Broader nibs are used for less precise emphasis, with the benefit of a greater level of ink shading and/or sheen on less absorbent paper. Finer nibs (e.g. EF and F) may be used for intricate corrections and alterations, at the expense of shading and sheen. Oblique, reverse oblique, stub and italic nibs may be used for calligraphic purposes or for general handwritten compositions.The line width of a particular nib may vary based on its country of origin; Japanese nibs are often thinner in general.
Flexibility is given to nibs in several ways. First, thickness of the nib metal changes flex. When the nib alloy has been pressed thick it will result in a hard nib, while thinly pressed nibs are more flexible. Nibs can be pressed so that they are thinner at the tip and thicker at the feed to mitigate stiffness or to give a more controlled flex. Second, the curve of the nib determines in part how stiff the nib will be.
Nibs pressed into more deeply convex curves, or into three or five faceted curves, will be stiffer than flatter nibs. Third, the "breather hole" size, shape, and position alter the stiffness. Heart shaped holes will improve flex as they widen, while round, small holes stiffen the pen. Fourth, the length of the tines determines how far they can spread under pressure, shorter tines make a stiffer nib. Fifth, the alloy used can affect stiffness: as mentioned before, gold is considered superior for its flex compared to steel. Moreover, purer gold (18k and 21k) is softer than most lower gold concentration (14k) alloys.

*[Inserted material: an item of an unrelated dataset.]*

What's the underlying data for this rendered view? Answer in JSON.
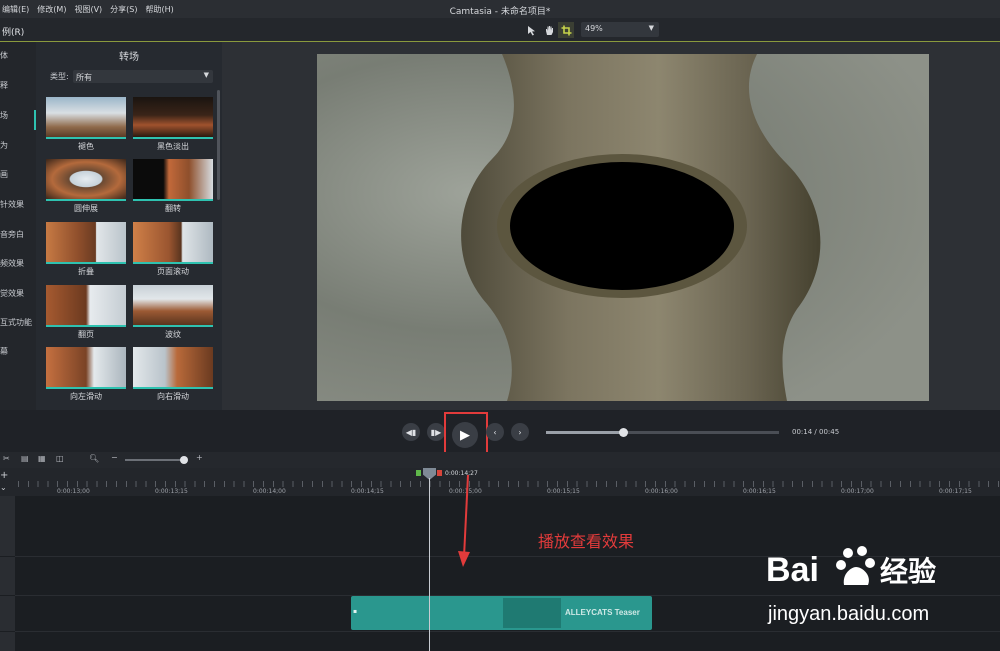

Fountain pens dating from the first half of the 20th century are more likely to have flexible nibs, suited to the favored handwriting styles of the period (e.g. Copperplate script and Spencerian script). By the 1940s, writing preferences had shifted towards stiffer nibs that could withstand the greater pressure required for writing through carbon paper to create duplicate documents.
Furthermore, competition between the major pen brands such as Parker and Waterman, and the introduction of lifetime guarantees, meant that flexible nibs could no longer be supported profitably. In countries where this rivalry was not present to the same degree, for example the UK and Germany, flexible nibs are more common.
Nowadays, stiff nibs are the norm as people exchange between fountain pens and other writing modes. These more closely emulate the ballpoint pens modern users are experienced with. Despite being rigid and firm, the idea that steel nibs write "horribly" is a misconception. More flexible nibs can be easily damaged by ballpoint users who write with excessive pressure. Ideally, a fountain pen's nib glides across the paper using the ink as a lubricant, and requires no pressure.
Good quality nibs that have been used appropriately are long lasting, often lasting longer than the lifetime of the original owner. Many vintage pens with decades-old nibs can still be used today.
Different nib styles
Other styles of fountain pen nibs include hooded (e.g. Parker 51, Parker 61, 2007 Parker 100 and Hero 329), inlaid (e.g. Sheaffer Targa or Sheaffer P.F.M) or integral Nib (Parker T-1 and Falcon, Pilot Myu 701), which may also be ground to have different writing characteristics.
Users are often cautioned not to lend or borrow fountain pens as the nib "wears in" at an angle unique to each individual person. A different user is likely to find that a worn-in nib does not write satisfactorily in their hand and, furthermore, creates a second wear surface, ruining the nib for the original user. This, however, is not a point of concern in pens with modern, durable tipping material, as these pens take many years to develop any significant wear.